She raced through the overgrown woods of old Hyde Park, leaping over chipped, ivy-covered marble benches in an attempt to match speed with the vampire. It dove for the shadows of the deep woods and Adele plunged in after it, pulling her arms close to avoid the tangled and overgrown branches. She hacked at some that loomed too close to her face. Then she was through to a clearing and the vampire spun to a halt, facing her.
Adele's lips held a grin of victory until she saw numerous glowing eyes behind her quarry. A pack of vampires crept forward to join their brethren. She only had time for a shocked cry at the impossibility when they surged at her all at once, their tattered clothing flapping like ghosts.
Adele raised her blades to meet the snarling horde. Dodging under the swipe of the first one, she thrust up into the heart of the second. Her other arm swung backward and cut deep into the back of the vampire that had overshot her. Others reached for her with fierce claws and gaping jaws. She kicked one in the face and heard teeth shatter. Each thrust of her weapons drew blood, but she knew she would soon be overwhelmed.

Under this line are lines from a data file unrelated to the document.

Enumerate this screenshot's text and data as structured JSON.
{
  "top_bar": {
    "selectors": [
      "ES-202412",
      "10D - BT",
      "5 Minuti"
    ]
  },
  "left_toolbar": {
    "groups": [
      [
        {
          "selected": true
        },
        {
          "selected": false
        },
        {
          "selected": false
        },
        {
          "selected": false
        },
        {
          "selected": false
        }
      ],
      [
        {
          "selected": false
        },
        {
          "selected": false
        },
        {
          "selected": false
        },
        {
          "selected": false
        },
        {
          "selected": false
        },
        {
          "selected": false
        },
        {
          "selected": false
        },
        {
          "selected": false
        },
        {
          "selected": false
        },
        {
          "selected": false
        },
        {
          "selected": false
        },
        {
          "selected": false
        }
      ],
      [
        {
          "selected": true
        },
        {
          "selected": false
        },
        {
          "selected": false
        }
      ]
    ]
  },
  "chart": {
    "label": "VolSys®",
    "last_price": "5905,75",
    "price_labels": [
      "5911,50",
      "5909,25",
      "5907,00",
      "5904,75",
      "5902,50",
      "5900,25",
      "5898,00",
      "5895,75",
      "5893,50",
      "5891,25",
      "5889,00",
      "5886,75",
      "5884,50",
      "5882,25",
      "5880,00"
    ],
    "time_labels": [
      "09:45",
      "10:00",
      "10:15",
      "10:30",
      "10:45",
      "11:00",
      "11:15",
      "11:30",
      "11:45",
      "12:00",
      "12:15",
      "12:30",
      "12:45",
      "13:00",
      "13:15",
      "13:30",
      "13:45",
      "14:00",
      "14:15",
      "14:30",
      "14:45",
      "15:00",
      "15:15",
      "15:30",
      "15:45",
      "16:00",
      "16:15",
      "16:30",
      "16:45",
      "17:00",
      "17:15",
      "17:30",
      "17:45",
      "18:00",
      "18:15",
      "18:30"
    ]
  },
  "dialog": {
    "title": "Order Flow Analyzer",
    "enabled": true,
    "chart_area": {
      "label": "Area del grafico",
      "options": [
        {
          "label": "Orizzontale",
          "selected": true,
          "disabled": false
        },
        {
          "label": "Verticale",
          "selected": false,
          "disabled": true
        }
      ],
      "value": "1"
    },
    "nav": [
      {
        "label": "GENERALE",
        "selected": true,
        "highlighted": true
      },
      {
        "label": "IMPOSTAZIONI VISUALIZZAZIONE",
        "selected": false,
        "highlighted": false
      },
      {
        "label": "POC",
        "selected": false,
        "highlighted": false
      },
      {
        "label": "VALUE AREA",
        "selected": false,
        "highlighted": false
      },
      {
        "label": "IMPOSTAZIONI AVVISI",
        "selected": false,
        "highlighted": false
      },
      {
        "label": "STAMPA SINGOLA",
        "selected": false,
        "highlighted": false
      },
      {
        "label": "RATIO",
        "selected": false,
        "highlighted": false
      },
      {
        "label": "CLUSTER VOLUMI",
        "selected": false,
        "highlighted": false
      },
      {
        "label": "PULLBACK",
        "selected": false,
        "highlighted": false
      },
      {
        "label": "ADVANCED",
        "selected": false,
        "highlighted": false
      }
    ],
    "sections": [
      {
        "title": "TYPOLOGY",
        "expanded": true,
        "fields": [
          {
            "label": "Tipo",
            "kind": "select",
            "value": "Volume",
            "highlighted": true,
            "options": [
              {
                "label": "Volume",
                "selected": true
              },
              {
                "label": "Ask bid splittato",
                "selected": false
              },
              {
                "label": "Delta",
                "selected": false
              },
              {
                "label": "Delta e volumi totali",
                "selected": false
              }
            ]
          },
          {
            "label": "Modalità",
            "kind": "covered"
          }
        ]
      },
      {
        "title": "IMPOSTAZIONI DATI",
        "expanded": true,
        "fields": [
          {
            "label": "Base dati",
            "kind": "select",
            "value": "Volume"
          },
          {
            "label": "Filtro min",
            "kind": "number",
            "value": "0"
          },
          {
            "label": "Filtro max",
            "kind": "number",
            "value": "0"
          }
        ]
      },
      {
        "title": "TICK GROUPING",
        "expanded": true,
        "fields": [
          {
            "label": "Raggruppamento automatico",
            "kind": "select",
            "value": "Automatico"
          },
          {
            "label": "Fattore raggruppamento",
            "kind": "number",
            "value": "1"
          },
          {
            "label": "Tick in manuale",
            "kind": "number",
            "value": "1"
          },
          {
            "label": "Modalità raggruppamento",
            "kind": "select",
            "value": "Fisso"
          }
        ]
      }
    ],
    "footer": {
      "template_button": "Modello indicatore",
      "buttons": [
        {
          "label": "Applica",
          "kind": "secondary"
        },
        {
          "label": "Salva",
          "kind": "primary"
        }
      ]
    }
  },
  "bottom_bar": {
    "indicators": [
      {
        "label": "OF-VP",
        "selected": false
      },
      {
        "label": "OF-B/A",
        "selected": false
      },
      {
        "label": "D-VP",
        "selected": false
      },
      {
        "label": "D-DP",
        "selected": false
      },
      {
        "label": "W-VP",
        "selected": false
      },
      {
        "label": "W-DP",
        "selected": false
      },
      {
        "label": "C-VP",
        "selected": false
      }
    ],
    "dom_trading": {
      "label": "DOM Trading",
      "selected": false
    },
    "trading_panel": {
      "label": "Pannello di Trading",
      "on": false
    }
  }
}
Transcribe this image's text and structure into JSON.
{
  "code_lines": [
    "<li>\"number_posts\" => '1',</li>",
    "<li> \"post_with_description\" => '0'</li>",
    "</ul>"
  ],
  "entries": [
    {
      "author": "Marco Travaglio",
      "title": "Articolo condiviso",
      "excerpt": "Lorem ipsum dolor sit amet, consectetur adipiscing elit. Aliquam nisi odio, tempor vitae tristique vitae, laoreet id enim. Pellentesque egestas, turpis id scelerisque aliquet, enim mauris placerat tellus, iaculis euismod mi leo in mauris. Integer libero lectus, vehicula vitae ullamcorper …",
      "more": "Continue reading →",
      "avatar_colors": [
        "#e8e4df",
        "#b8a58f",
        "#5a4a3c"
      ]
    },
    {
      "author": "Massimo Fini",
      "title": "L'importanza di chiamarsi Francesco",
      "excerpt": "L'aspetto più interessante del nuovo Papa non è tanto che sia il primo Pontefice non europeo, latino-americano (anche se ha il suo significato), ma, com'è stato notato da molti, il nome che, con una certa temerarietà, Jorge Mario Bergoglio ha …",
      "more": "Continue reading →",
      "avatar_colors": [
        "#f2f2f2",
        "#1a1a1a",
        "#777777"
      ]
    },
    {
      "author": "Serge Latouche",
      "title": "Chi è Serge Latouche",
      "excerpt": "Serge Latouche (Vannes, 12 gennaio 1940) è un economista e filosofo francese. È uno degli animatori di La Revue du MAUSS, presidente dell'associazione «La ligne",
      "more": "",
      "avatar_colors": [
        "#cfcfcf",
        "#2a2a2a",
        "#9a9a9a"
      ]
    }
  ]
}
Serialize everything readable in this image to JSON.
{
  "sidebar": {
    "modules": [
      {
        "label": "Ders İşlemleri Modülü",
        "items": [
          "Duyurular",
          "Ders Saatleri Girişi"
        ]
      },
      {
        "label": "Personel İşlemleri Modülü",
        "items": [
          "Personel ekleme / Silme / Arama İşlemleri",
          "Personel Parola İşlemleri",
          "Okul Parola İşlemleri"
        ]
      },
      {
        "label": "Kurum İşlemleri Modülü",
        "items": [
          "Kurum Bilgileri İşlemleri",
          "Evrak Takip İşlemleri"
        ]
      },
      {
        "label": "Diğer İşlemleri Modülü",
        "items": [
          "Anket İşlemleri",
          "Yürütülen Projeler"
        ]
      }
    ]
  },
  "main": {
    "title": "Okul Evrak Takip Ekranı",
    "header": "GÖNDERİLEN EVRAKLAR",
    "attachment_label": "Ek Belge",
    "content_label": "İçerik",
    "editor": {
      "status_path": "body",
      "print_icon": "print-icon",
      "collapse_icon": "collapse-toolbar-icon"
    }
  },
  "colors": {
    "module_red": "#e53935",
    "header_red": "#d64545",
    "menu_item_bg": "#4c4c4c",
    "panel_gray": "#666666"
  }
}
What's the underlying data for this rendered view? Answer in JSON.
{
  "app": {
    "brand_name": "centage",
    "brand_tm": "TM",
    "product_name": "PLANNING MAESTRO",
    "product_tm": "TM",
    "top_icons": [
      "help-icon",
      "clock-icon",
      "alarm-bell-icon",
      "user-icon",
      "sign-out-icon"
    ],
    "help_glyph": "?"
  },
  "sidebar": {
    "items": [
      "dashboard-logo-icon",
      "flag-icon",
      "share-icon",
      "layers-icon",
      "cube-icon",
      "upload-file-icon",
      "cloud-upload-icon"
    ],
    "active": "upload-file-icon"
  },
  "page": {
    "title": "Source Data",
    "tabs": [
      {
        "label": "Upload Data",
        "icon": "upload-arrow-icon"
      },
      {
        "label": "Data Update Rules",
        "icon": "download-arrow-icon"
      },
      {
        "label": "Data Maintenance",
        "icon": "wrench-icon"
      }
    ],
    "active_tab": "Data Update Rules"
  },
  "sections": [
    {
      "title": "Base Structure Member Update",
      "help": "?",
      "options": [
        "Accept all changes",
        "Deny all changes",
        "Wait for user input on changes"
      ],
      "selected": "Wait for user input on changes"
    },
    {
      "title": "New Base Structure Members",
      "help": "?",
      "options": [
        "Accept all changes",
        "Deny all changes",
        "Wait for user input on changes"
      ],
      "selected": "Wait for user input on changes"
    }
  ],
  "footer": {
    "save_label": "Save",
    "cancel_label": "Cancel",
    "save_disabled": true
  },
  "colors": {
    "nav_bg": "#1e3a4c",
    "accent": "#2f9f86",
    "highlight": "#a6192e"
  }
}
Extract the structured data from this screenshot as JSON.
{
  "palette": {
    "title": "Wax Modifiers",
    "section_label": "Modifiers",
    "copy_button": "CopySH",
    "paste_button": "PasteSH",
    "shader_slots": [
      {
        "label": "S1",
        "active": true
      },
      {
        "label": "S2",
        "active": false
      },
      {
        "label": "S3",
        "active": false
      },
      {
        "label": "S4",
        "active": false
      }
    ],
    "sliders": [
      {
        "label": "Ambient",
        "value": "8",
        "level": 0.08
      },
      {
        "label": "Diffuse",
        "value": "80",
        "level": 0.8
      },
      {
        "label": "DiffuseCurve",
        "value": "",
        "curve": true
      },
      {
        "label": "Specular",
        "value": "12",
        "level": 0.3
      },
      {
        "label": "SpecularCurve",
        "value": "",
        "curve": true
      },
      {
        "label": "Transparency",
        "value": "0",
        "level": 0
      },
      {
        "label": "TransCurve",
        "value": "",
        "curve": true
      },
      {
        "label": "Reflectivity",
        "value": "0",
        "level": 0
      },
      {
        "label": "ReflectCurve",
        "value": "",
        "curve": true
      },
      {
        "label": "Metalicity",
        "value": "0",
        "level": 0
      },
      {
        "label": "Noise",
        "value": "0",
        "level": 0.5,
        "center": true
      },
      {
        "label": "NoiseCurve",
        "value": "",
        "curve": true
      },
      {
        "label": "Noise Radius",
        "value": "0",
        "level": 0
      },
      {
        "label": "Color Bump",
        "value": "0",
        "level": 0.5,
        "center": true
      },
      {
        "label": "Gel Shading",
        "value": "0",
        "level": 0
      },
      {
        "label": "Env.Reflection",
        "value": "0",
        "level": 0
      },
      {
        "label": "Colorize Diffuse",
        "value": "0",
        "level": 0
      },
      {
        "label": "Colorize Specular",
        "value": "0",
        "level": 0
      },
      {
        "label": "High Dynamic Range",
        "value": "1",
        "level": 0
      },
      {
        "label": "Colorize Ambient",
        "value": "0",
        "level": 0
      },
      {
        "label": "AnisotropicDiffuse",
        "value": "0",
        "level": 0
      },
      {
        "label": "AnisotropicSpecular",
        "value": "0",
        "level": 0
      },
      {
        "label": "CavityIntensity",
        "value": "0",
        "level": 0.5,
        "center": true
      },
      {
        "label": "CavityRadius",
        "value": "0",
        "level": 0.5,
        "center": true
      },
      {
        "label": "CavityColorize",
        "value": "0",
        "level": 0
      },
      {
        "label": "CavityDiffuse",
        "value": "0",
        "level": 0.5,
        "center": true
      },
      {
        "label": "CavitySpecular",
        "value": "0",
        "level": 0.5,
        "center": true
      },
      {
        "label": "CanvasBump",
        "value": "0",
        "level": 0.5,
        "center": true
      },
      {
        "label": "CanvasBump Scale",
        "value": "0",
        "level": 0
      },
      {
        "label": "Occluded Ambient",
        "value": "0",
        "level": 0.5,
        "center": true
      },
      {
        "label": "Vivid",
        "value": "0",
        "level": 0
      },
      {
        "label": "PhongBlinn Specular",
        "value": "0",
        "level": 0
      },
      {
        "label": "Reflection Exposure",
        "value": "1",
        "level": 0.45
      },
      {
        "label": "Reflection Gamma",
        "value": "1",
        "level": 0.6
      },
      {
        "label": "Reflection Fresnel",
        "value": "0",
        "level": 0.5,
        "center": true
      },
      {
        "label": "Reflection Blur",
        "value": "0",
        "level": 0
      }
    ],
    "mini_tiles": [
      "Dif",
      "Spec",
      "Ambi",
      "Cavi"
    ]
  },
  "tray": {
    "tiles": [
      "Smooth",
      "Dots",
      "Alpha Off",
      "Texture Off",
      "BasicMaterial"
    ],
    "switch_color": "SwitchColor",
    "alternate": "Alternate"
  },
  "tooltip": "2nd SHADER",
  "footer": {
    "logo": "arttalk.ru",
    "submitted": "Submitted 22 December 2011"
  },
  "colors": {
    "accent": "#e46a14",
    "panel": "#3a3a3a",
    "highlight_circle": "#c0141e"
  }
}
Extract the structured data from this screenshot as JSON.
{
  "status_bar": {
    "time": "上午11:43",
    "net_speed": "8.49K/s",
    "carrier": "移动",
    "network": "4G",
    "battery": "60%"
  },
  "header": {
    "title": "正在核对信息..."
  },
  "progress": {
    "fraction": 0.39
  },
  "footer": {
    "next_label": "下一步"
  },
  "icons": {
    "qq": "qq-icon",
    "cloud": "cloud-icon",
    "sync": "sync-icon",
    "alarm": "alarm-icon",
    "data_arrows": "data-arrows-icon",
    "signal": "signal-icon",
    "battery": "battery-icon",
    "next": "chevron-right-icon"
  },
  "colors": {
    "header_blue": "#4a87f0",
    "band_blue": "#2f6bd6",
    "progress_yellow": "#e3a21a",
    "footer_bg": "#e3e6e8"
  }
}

From high in the canopy of trees, a silhouette dropped, barely visible against the forest of deep shadows. There was a definitive shudder among the vampires. They threw themselves away as a cloaked swordsman alighted next to Adele with rapier and pistol clutched in his hands.
One of the vampires whispered, “The Greyfriar.”
“I found them!” Adele exclaimed, gasping and grateful for the respite.
“You have a singular knack,” came the man's calm response.
“What can I say? I attract them.”
If the man returned her grin, it was hidden. A grey wool scarf was wrapped around his head, except for his eyes, and they were covered by mirrored glasses. He wore the outdated jacket of a Napoleonic rifleman, with its gold piping across the front, and the high black boots of a dragoon. He seemed an odd mishmash of adventurers' costumes.
The vampires regained a bit of nerve, or realized their desperate plight. There was no escape now. It was fight or die. They summoned their nerve and growled at the two interlopers.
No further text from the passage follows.